« Bonjour les Babélionautes ! Aujourd'hui, un billet entre tradition et modernité avec La princesse de Clèves, de Mme de La Fayette, Claire Bouilhac, Catel et Marie-Anne Didierjean pour la couleur.
-Mais… elle est morte, Mme de La Fayette, non ?
-En effet. Nos trois artistes modernes ont adapté cette oeuvre en BD.
-Ouais, mais, pffouh, Déidamie ! On n'a déjà pas aimé au lycée, on va pas se réinfliger ça maintenant !
-Mais si ! J'ai toute confiance en Catel et je suis enchantée de retrouver Claire Bouilhac dont je n'ai lu que peu de choses, Melody Bondage notamment.

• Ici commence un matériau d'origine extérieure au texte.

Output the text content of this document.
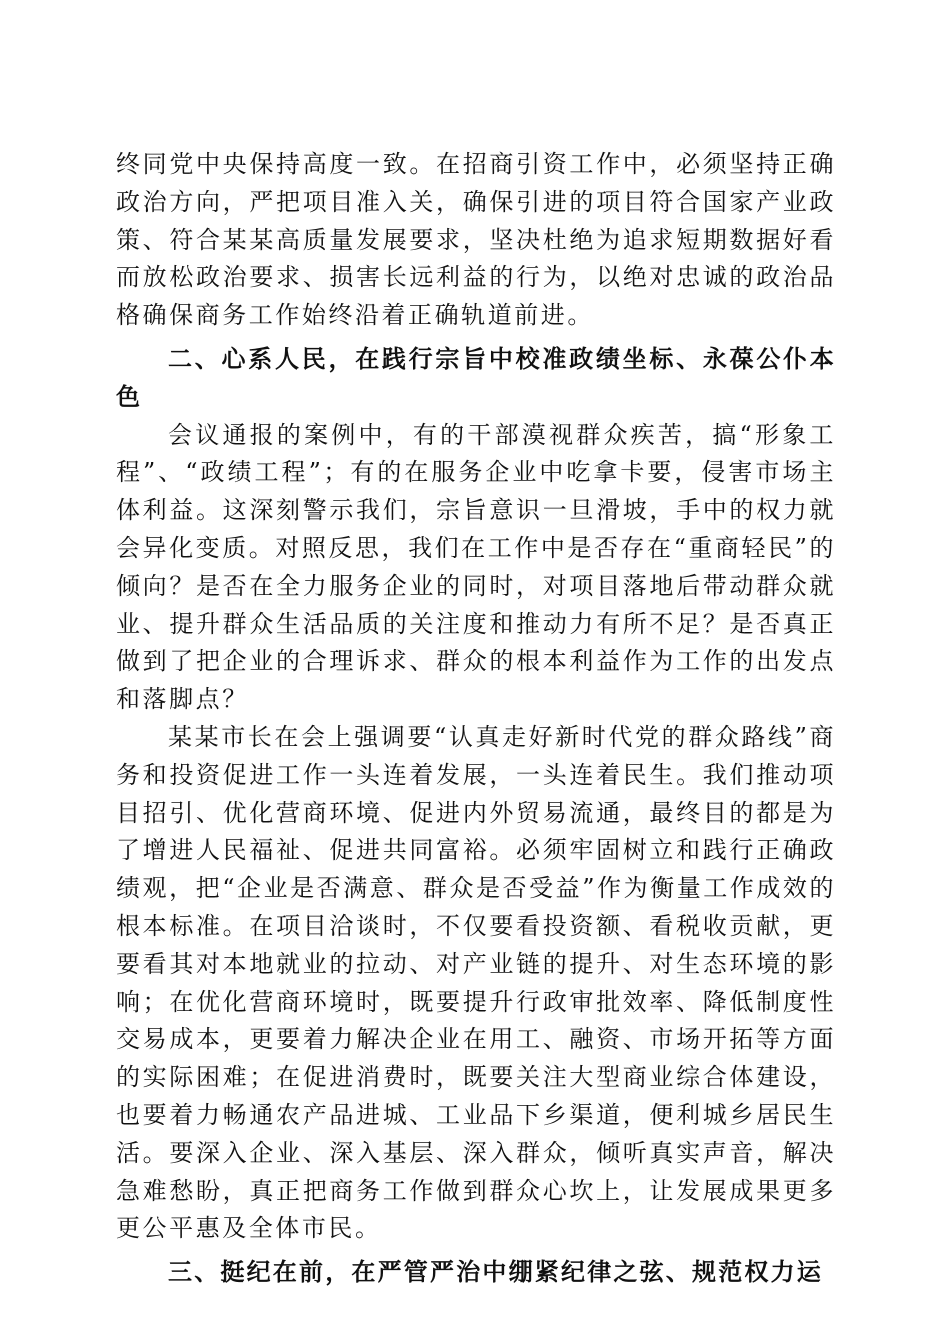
终同党中央保持高度一致。在招商引资工作中，必须坚持正确政治方向，严把项目准入关，确保引进的项目符合国家产业政策、符合某某高质量发展要求，坚决杜绝为追求短期数据好看而放松政治要求、损害长远利益的行为，以绝对忠诚的政治品格确保商务工作始终沿着正确轨道前进。

二、心系人民，在践行宗旨中校准政绩坐标、永葆公仆本色

会议通报的案例中，有的干部漠视群众疾苦，搞“形象工程”、“政绩工程”；有的在服务企业中吃拿卡要，侵害市场主体利益。这深刻警示我们，宗旨意识一旦滑坡，手中的权力就会异化变质。对照反思，我们在工作中是否存在“重商轻民”的倾向？是否在全力服务企业的同时，对项目落地后带动群众就业、提升群众生活品质的关注度和推动力有所不足？是否真正做到了把企业的合理诉求、群众的根本利益作为工作的出发点和落脚点？

某某市长在会上强调要“认真走好新时代党的群众路线”商务和投资促进工作一头连着发展，一头连着民生。我们推动项目招引、优化营商环境、促进内外贸易流通，最终目的都是为了增进人民福祉、促进共同富裕。必须牢固树立和践行正确政绩观，把“企业是否满意、群众是否受益”作为衡量工作成效的根本标准。在项目洽谈时，不仅要看投资额、看税收贡献，更要看其对本地就业的拉动、对产业链的提升、对生态环境的影响；在优化营商环境时，既要提升行政审批效率、降低制度性交易成本，更要着力解决企业在用工、融资、市场开拓等方面的实际困难；在促进消费时，既要关注大型商业综合体建设，也要着力畅通农产品进城、工业品下乡渠道，便利城乡居民生活。要深入企业、深入基层、深入群众，倾听真实声音，解决急难愁盼，真正把商务工作做到群众心坎上，让发展成果更多更公平惠及全体市民。

三、挺纪在前，在严管严治中绷紧纪律之弦、规范权力运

Or donc Mlle de Chartres, jeune fille à la beauté et à l'intelligence exceptionnelles, est sortie du couvent par sa mère pour préparer son mariage et apprendre la vie en société, que dis-je, en société ? à la cour plutôt. Elle est rapidement promise et mariée au prince de Clèves, qui tombe éperdument amoureux d'elle. Hélas, elle reste froide : elle ne connaît ni ne comprend ce sentiment, jusqu'au jour où elle rencontre le duc de Nemours. Que faire ? Comment accomplir son devoir d'épouse en dépit de la passion ?
-Ca y est, je m'ennuie déjà. le roman était loooong en dépit de son petit nombre de pages ! Et que de lourdeurs !
-Oui, mais là, non ! Pour commencer, j'adore le dessin, souple et gracieux, aux couleurs nettes et sobres. Les planches sont lisibles et regorgent de belles trouvailles de mise en scène : j'ai repéré d'intéressants jeux de face-à-face, de miroir, d'inversion. Les autrices lui donnent un chat, confident gracieux qui reflète ses émotions. Les flash-backs sont dessinés dans des cases sans contours aux coins ronds : tu sais du premier coup d'oeil où tu te trouves dans l'histoire.
Et j'adore la scène du coup de foudre entre la princesse et le duc de Nemours. Elle tient en deux cases. Elles ont l'air simples, elles ne le sont pas : ces deux cases constituent la fine découpe d'un temps très bref. Case un : Nemours est sous le choc. Case deux : la princesse est émue à son tour alors que lui s'est aussitôt repris et lui adresse un sourire radieux.
-Moi, il y a un truc qui me gêne.
-Ah ? Quoi donc ?
-L'apparence de la princesse. Etait-il nécessaire d'en faire un cliché de princesse, la belle blonde aux yeux bleus ?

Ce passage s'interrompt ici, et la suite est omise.